Le due feste, infatti, sottolineano aspetti diversi dell’unica manifestazione del Figlio unigenito del Padre che si fa uomo, prendendo la nostra vera carne umana, per incontrare l’uomo proprio là dove iniziano le sue  fragilità e debolezze, là dove la vita è più indifesa e chiede di essere tutelata e salvaguardata, dal grembo materno agli ultimi istanti di vita.
Dio è presente in questo bambino; è presente in modo pieno, reale e concreto, come afferma la lettera ai Colossesi: “in lui … abita corporalmente tutta la pienezza della divinità, e voi partecipate della pienezza di lui” (Col 2, 9-10). Questa è la scuola e la conversione del Natale.
 In tal modo la luce – ossia l’energia – è espressione stessa della vita. L’esortazione a noi rivolta il giorno dell’Epifania – festa della Luce, come è attestato soprattutto nella tradizione orientale – consiste nel rispondere alla chiamata di Dio, essere persone e comunità capaci di testimoniare la luce del Signore.
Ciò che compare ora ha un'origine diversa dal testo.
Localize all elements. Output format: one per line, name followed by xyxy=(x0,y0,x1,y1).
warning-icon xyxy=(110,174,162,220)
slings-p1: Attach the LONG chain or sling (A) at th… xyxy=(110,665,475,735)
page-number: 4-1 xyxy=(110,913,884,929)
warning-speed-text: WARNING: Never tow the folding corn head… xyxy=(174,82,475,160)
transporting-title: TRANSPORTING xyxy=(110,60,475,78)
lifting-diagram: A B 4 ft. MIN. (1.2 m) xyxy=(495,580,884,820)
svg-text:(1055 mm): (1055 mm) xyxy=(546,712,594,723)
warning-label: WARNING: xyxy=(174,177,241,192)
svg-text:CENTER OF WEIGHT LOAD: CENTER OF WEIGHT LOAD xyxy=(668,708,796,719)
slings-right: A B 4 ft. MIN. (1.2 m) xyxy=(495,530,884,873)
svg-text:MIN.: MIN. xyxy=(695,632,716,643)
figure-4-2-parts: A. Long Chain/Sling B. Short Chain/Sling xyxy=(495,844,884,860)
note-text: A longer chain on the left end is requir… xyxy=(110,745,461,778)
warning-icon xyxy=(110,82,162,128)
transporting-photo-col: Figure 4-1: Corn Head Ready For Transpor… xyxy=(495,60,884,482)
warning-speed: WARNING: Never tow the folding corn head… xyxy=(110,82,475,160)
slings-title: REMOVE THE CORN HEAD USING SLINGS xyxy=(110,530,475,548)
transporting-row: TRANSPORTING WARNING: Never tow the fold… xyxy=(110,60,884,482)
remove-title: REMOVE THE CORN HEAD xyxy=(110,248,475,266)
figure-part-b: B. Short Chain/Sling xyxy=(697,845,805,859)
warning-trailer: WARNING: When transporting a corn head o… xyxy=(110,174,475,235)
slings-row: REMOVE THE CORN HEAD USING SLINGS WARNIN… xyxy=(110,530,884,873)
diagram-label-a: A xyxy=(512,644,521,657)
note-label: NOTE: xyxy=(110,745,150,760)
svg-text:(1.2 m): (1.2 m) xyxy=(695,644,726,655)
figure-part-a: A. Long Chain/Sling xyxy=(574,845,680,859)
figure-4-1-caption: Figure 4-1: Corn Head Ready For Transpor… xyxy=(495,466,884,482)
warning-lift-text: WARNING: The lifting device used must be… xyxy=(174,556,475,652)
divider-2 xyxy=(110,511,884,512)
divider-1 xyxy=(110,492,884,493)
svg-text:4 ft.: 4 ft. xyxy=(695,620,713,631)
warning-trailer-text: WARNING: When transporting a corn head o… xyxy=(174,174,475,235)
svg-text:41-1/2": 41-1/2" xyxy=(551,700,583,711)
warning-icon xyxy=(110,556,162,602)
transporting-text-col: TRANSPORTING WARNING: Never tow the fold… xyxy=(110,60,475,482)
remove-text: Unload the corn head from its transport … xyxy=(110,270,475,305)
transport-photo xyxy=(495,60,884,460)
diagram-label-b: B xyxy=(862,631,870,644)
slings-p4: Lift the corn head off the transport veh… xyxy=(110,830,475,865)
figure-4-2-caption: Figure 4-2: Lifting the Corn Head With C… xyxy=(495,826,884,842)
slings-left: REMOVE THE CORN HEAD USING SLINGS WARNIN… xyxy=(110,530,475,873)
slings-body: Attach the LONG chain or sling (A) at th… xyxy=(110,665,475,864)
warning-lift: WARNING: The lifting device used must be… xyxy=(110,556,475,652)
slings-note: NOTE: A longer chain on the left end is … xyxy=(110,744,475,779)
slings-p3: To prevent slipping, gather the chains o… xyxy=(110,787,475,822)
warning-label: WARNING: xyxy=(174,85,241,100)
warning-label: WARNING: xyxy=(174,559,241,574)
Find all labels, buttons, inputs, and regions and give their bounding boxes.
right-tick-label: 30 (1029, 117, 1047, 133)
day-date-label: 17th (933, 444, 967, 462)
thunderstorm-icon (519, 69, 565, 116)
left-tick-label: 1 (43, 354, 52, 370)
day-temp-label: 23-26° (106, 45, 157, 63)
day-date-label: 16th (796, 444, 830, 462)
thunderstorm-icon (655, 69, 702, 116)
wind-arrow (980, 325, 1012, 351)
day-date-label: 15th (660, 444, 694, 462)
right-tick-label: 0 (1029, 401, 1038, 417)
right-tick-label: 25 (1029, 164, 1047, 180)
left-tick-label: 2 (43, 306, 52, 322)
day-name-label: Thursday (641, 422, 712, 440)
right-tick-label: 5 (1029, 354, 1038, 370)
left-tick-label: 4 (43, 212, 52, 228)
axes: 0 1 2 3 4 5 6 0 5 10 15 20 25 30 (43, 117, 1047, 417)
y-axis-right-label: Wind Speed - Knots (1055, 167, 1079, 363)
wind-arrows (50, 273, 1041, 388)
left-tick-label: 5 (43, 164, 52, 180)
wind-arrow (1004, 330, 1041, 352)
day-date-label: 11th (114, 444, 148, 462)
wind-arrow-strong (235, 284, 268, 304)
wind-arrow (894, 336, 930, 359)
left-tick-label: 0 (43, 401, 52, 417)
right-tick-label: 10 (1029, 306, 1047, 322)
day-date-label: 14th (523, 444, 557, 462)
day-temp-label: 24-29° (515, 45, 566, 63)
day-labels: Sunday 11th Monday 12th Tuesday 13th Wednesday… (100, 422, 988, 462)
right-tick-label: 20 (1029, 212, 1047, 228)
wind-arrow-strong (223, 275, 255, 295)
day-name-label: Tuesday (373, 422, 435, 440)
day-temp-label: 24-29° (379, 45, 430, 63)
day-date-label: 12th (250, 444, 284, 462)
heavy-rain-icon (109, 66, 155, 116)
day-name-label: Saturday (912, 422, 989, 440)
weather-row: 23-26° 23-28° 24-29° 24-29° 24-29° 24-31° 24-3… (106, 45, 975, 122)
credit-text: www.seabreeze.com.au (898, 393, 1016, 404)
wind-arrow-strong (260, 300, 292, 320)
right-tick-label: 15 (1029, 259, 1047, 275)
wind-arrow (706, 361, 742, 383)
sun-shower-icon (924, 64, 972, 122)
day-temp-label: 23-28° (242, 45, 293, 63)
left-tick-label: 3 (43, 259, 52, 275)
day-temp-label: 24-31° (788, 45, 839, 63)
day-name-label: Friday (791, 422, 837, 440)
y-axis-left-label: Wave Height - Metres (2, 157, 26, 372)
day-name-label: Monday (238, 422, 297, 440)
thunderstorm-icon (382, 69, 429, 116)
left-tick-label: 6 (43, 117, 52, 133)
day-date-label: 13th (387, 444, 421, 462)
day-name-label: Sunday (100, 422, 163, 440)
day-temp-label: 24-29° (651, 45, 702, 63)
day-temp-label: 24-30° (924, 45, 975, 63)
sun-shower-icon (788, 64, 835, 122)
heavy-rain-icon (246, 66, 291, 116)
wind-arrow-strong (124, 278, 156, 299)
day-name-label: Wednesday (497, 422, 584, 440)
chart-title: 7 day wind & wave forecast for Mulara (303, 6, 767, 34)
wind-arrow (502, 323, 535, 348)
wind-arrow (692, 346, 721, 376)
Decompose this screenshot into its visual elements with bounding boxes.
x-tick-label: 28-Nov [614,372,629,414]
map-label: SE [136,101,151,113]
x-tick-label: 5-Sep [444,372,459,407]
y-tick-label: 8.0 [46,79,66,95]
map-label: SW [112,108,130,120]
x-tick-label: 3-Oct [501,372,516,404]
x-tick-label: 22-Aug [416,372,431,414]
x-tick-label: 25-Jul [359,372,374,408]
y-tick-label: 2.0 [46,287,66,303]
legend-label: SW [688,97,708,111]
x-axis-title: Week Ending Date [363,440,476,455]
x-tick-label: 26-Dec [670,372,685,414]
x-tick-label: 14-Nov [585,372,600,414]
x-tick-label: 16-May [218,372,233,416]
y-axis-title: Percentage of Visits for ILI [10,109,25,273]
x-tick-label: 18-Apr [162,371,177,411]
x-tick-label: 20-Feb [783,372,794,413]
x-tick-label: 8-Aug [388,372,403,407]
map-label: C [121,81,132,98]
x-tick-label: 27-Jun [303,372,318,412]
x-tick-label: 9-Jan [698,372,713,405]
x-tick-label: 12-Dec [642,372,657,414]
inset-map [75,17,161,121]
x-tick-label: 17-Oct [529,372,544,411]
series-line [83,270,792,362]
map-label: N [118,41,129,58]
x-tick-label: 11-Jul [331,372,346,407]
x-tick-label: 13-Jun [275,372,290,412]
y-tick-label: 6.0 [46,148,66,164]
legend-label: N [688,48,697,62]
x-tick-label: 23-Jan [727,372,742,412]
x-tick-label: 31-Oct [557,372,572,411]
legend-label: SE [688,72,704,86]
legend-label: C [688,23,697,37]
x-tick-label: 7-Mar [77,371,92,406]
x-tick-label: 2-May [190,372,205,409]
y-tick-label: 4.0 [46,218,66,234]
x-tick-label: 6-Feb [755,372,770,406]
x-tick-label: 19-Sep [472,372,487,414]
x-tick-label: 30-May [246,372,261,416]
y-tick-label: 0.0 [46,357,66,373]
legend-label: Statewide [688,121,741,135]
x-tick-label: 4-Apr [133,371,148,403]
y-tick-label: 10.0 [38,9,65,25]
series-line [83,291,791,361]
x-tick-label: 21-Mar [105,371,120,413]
Non è qualcosa di velleitario o una pretesa fuori luogo ma, piuttosto, è la risposta fedele ad una chiamata ricevuta, è richiesta che lo stesso Gesù ha tradotto in un esplicito comando per i discepoli: “Voi siete la luce del mondo; non può restare nascosta una città che sta sopra un monte…” (Mt 5,14).
La rinnovazione della Chiesa non nasce da immagini mediatiche, ma dalla rigenerazione delle nostre vita, dalla conversione dell’uomo vecchio che appartiene a ciascuno di noi.
L’Epifania “compie” il Natale e ci chiama alla testimonianza e all’evangelizzazione, ovunque e comunque, iniziando da quella periferia che è il nostro cuore (e che molte volte non consideriamo). La luce si impone per attrazione e la luce fa breccia nelle tenebre, semplicemente perché è luce.
Il Vangelo chiede d’essere annunciato da una comunità di persone che, per prima, è stata ridestata dal sonno, rivestita di luce e che intende essere testimone della luce presso ogni uomo, chiunque sia.
La solennità dell’Epifania ci ricorda, così, che Gesù non è un tesoro per pochi privilegiati ma, come cantano gli angeli nella notte santa di Betlemme, è il tesoro da condividere con tutti gli uomini di buona volontà.